Media coverage of the Arab Spring somehow depicted the U.S. as sympathetic to and supportive of the democratic protesters notwithstanding the nation's decades-long financial and military support for most of the targeted despots. That's because a central staple of American domestic propaganda about its foreign policy is that the nation is "pro-democracy" -- that's the banner under which Americans wars are typically prettified -- even though "democracy" in this regard really means "a government which serves American interests regardless of how their power is acquired," while "despot" means "a government which defies American orders even if they're democratically elected."
It's always preferable when pretenses of this sort are dropped -- the ugly truth is better than pretty lies -- and the events in the Arab world have forced the explicit relinquishment of this pro-democracy conceit. That's because one of the prime aims of America's support for Arab dictators has been to ensure that the actual views and beliefs of those nations' populations remain suppressed, because those views are often so antithetical to the perceived national interests of the U.S. government. The last thing the U.S. government has wanted (or wants now) is actual democracy in the Arab world, in large part because democracy will enable the populations' beliefs -- driven by high levels of anti-American sentiment and opposition to Israeli actions - to be empowered rather than ignored.
So acute is this contradiction -- between professed support for Arab democracy and the fear of what it will produce -- that America's Foreign Policy Community is now dropping the pro-freedom charade and talking openly (albeit euphemistically) about the need to oppose Arab democracy. Here is Jon Alterman, the director of the Middle East program at the Center for Strategic and International Studies and a very typical member of the National Security priesthood, writing on Friday in The New York Times about Egyptian elections (via As'ad AbuKhali):
Many in Israel and America, and even some in Egypt, fear that the elections will produce an Islamist-led government that will tear up the Egyptian-Israeli peace treaty, turn hostile to the United States, openly support Hamas and transform Egypt into a theocracy that oppresses women, Christians and secular Muslims. They see little prospect for more liberal voices to prevail, and view military dictatorship as a preferable outcome.

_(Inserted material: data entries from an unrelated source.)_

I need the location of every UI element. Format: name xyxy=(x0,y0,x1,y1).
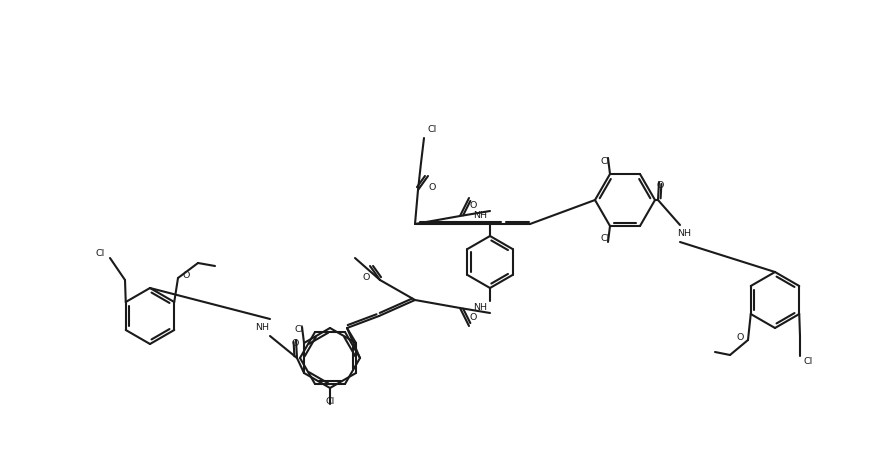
Text: Cl: Cl xyxy=(325,397,335,406)
Text: O: O xyxy=(362,274,370,282)
Text: Cl: Cl xyxy=(803,357,813,367)
Text: Cl: Cl xyxy=(295,326,303,335)
Text: Cl: Cl xyxy=(96,249,104,258)
Text: Cl: Cl xyxy=(601,235,610,244)
Text: Cl: Cl xyxy=(427,126,437,135)
Text: Cl: Cl xyxy=(601,157,610,166)
Text: O: O xyxy=(469,201,477,210)
Text: O: O xyxy=(291,339,299,348)
Text: O: O xyxy=(469,314,477,323)
Text: O: O xyxy=(428,184,436,192)
Text: NH: NH xyxy=(473,211,487,220)
Text: NH: NH xyxy=(677,229,691,238)
Text: O: O xyxy=(182,270,189,279)
Text: O: O xyxy=(656,181,664,190)
Text: NH: NH xyxy=(255,323,269,331)
Text: NH: NH xyxy=(473,304,487,313)
Text: O: O xyxy=(737,333,744,341)
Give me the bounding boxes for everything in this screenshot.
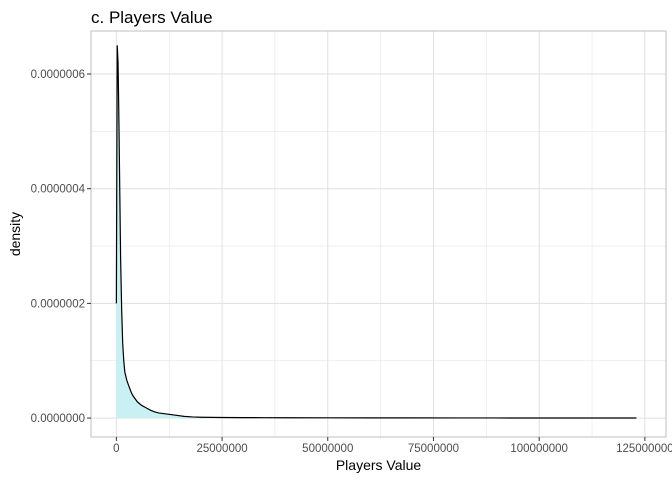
y-axis-ticks: 0.0000000 0.0000002 0.0000004 0.0000006 [31,69,91,425]
x-axis-ticks: 0 25000000 50000000 75000000 100000000 125000… [113,437,672,455]
minor-gridlines [91,31,666,437]
x-tick-label: 0 [113,443,119,455]
x-tick-label: 125000000 [616,443,672,455]
panel-border [90,30,667,438]
x-tick-label: 100000000 [510,443,568,455]
x-tick-label: 75000000 [408,443,459,455]
x-axis-title: Players Value [336,457,422,473]
y-axis-title: density [7,212,23,256]
y-tick-label: 0.0000006 [31,69,85,81]
plot-panel [91,31,666,437]
x-tick-label: 25000000 [196,443,247,455]
y-tick-label: 0.0000004 [31,184,86,196]
y-tick-label: 0.0000002 [31,298,85,310]
y-tick-label: 0.0000000 [31,413,85,425]
x-tick-label: 50000000 [302,443,353,455]
chart-title: c. Players Value [91,8,213,27]
density-line [115,45,637,419]
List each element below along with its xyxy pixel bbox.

American interests, however, call for a different outcome, one that finds a balance -- however uneasy -- between the military authorities and Egypt's new politicians. We do not want any one side to vanquish or silence the other. And with lopsided early election results, it is especially important that the outcome not drive away Egypt's educated liberal elite, whose economic connections and know-how will be vital for attracting investment and creating jobs.

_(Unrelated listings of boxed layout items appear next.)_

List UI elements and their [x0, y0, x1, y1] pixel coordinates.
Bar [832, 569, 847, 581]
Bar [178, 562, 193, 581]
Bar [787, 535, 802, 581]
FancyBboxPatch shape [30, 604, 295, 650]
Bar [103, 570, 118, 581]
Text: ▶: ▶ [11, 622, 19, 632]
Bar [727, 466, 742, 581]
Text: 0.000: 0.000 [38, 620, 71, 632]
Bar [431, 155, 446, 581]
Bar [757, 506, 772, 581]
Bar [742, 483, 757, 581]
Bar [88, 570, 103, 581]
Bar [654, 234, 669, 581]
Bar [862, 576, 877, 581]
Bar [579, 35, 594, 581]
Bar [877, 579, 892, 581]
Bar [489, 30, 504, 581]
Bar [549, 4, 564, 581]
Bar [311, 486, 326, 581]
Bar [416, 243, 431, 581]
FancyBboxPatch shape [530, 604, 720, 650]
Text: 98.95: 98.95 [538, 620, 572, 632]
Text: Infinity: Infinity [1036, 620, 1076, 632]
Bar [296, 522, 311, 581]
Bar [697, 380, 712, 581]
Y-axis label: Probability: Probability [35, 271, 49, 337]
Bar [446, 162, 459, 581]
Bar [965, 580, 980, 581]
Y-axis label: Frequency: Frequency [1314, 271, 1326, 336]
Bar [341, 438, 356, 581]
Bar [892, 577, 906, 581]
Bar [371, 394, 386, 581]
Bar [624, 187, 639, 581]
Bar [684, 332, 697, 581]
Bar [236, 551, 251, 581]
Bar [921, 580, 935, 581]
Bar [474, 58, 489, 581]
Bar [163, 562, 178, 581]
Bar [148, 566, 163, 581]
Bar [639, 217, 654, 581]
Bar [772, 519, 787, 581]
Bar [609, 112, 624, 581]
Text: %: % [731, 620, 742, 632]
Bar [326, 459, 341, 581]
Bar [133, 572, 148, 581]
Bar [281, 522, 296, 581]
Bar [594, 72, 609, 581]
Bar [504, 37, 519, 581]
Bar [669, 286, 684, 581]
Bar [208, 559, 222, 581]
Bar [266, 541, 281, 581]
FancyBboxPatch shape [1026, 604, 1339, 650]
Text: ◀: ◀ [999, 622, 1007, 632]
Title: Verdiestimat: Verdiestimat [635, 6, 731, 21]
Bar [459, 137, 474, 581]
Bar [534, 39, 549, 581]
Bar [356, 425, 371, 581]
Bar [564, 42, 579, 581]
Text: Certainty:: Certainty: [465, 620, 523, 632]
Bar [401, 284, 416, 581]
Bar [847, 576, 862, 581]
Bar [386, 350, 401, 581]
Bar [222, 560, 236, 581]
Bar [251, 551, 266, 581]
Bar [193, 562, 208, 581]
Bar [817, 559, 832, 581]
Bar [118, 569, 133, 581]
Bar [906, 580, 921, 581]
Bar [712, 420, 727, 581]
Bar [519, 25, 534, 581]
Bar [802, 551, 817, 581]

Our instinct is to search for the clarity we saw in last winter's televised celebrations. However, what Egyptians, and Americans, need is something murkier -- not a victory, but an accommodation.
I love this passage both for its candor and for what it lamely attempts to obfuscate. Why should "American interests" determine the type of government Egypt has? That it should is simply embedded as an implicit, unstated assumption in Alterman's advocacy. That's because the right of the U.S. to dictate how other nations are governed is one of the central, unchallenged precepts of the American Foreign Policy Community's dogma and it thus needs no defense or even explicit acknowledgment. It simply is. It's an inherent imperial right.